Carronades figured prominently in a number of the single-ship U.S. victories in the War of 1812. On 13 August 1812, the U.S. Navy frigate Essex, commanded by Captain David Porter and armed, over his objection, largely with smashers (40 32-pounder carronades and only 6 12-pounder long guns) was about 230 miles northwest of the Azores under the guise of a British merchant ship with her gun-deck ports concealed. The British sloop Alert, under Commander Thomas L. P. Laugharne and mounting only 6 9-pounder long guns and 16 18-pounder carronades, pursued the apparently fleeing merchantman. When the Essex hoisted American colors, Laugharne elected to engage. Only eight minutes into the action, with his ship badly damaged by two partial American broadsides and seven feet of water in her hold, Laugharne struck. The Alert was the first British warship captured by the Americans in the war.

The War of 1812 also fully revealed the carronade’s chief weakness. While formidable at close range, at longer range the weapon was no match for long guns, even of smaller caliber. The crews of ships that mounted largely carronade armaments thus found themselves at a decided disadvantage in long-range engagements with ships chiefly armed with long guns.

Late in the war, after a highly successful second cruise that devastated the British whaling industry in the South Pacific, the Essex was blockaded at Valparaíso, Chile, by the British frigate Phoebe and sloop Cherub, both armed largely with long guns. Having determined that the Essex was faster than her opponents, Porter was planning an escape attempt when a storm on 28 March 1814 parted his ship’s anchor cable. The U.S. frigate got under way, but a heavy squall caused the loss of her main topmast. Returning to the harbor was not possible, so Porter anchored in a small bay some three miles distant.
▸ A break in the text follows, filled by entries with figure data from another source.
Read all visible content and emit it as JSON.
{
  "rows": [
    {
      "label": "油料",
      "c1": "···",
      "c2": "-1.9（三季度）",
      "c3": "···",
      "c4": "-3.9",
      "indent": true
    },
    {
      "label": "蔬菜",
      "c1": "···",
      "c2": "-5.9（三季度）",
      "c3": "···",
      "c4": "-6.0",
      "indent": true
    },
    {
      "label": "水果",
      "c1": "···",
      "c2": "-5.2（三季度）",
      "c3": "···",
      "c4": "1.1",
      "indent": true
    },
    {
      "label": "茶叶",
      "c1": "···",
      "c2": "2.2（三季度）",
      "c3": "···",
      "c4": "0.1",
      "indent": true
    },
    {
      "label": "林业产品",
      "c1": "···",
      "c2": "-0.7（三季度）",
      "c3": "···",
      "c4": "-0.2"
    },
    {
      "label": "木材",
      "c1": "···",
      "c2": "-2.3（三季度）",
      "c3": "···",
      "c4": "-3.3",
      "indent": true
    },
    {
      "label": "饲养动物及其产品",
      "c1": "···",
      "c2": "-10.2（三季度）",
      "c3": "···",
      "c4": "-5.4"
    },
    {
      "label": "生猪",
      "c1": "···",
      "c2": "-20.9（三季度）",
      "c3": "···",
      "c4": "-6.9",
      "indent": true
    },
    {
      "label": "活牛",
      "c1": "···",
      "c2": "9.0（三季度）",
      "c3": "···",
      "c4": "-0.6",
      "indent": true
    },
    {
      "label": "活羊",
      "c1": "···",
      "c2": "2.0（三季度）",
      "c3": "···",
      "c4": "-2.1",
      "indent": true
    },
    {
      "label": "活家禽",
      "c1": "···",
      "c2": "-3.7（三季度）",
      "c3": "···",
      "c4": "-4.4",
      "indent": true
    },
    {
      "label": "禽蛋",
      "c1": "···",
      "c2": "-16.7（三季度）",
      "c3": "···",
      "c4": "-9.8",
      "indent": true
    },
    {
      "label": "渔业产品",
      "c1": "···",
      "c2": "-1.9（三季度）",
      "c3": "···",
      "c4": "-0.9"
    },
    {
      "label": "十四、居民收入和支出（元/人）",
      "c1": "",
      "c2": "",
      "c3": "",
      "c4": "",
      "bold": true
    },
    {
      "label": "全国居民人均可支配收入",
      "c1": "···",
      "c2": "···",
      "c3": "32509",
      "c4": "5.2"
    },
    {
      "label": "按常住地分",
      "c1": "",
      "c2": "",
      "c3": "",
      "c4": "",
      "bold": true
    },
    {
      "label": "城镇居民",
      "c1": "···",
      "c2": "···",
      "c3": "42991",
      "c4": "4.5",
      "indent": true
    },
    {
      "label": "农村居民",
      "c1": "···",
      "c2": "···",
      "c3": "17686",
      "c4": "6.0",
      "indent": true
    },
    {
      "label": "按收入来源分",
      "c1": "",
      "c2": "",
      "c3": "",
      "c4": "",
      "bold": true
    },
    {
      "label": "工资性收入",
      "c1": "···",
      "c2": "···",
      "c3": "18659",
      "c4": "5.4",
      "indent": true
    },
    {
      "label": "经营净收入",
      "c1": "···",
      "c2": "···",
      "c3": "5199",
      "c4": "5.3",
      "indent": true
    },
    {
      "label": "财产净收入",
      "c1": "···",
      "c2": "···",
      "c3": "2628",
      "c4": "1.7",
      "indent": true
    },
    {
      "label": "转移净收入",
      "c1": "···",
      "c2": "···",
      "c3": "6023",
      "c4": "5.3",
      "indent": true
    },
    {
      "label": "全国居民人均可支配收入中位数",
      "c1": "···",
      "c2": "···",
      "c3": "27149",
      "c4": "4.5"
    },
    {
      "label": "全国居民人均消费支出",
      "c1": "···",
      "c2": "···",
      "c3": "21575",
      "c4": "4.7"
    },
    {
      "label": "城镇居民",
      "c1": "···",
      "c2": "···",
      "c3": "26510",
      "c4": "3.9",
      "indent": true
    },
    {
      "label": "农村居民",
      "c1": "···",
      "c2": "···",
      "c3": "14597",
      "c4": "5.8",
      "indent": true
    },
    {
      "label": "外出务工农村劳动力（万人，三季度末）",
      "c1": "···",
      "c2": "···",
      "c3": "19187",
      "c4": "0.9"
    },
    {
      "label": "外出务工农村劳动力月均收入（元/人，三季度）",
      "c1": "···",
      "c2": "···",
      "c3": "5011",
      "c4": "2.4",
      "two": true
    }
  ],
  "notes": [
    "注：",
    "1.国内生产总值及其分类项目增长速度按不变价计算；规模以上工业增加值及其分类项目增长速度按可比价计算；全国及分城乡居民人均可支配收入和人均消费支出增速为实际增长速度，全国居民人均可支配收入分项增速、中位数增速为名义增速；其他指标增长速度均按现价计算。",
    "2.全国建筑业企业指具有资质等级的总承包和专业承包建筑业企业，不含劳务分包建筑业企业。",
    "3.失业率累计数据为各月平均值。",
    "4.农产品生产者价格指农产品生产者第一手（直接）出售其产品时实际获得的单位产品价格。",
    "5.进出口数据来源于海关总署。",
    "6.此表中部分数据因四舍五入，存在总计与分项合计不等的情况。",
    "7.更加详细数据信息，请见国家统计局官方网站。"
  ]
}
Seeing the condition of the Essex, Captain James Hilyar of the Phoebe decided to violate his pledge to respect Chilean neutrality. Because the Essex required speed to close to short range for her carronades to be effective, the Americans had little chance. Hilyar simply kept his two ships at long range, and fierce British fire ultimately forced Porter’s surrender.

This engagement greatly tarnished the reputation of the carronade and reinforced the conclusion that vessels should not be armed exclusively with them. Ships continued to carry carronades, however, and some of the guns saw service during the Civil War.